The nitrate AUC significantly increased in the BET group compared to the PLA group. However, there were no significant changes in the nitrite AUC between the groups even though there was a very large effect size.

The authors noted the small number of participants resulted in a limited statistical power to demonstrate the specific benefits of the beetroot extract on health-related parameters.

Mechanisms of action

In line with a previous study by Wootton-Beard et al. (2014), a decrease in fasting insulin levels was observed between the start and the end of the present study only in the BET group. Wootton-Beard et al. suggested that the polyphenols (e.g., betalains) and nitrate found in the beetroot may have contributed to the decrease in insulin concentration.

In addition to the properties of beetroot that are beneficial for glycemic control, two studies have highlighted its effect on lipid profile variables (i.e., TC, LDL-c, HDL-c and TG), demonstrating reduced concentrations of TC, LDL-c and TG after a single dose and six weeks of beetroot juice supplementation.

The mechanism by which beetroot can lead to changes in lipid metabolism is not entirely understood.

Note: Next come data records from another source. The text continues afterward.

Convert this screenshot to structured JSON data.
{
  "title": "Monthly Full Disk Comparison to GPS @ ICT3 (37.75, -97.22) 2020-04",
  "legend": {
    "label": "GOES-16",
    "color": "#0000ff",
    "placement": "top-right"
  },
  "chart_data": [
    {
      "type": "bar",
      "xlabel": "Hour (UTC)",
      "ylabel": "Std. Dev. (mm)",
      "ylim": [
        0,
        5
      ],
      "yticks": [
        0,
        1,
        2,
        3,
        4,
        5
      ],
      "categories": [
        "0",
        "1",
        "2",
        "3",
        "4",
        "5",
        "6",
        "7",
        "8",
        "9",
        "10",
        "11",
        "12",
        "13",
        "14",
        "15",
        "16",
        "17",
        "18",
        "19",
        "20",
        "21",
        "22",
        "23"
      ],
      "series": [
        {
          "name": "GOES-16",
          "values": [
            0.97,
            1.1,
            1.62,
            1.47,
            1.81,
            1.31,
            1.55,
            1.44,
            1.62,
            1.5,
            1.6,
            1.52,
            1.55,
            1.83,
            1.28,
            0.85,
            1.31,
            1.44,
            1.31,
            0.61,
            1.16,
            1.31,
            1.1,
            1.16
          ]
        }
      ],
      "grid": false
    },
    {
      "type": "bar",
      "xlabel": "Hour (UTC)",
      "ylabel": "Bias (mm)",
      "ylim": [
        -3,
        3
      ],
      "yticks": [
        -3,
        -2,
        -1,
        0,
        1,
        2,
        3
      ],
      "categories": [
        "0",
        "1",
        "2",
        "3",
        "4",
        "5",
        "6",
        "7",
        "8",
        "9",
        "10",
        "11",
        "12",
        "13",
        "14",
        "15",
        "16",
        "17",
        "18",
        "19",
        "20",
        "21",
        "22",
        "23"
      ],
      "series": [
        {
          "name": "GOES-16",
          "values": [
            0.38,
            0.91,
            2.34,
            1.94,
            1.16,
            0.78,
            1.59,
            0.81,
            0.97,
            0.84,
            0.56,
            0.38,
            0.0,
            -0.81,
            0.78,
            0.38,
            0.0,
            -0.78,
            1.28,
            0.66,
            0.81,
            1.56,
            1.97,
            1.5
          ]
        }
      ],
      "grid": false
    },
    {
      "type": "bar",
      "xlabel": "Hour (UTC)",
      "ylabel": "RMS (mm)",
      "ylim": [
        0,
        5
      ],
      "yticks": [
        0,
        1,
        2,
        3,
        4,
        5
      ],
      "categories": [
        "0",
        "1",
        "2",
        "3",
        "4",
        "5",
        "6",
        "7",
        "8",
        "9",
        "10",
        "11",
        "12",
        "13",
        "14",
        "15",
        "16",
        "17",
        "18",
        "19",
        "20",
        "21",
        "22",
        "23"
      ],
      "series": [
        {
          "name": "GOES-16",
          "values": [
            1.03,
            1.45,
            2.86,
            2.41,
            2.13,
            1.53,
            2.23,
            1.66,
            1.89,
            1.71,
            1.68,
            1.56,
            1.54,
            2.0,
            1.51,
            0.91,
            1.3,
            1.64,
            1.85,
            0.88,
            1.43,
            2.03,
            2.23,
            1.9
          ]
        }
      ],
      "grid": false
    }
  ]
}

However, corroborating the findings of the present study, a recent systematic review with a meta-analysis has demonstrated that beetroot consumption had no significant effect on any lipid profile variables, concluding that beetroot consumption cannot be categorized as an effective nutrition strategy for the adjustment of one’s lipid profile.

Given the limited number of male participants (n=3), the researchers suggested the need for a further analysis to determine sex differences in the investigated variables after beetroot extract supplementation was not possible. 

They noted: “It was necessary to conduct this study before investigating the efficacy of this dietary supplement in a larger sample of older people to detect changes in other health parameters, such as vascular function and muscle quality, and to promote the overall safety and efficacy of beetroot-based dietary supplements”.

 

Source: Nutrients

doi: 10.3390/nu16121942

“Evaluation of 12-Week Standardized Beetroot Extract Supplementation in Older Participants: A Preliminary Study of Human Health Safety”

Authors: Vivian Dos Santos Pinheiro, et al.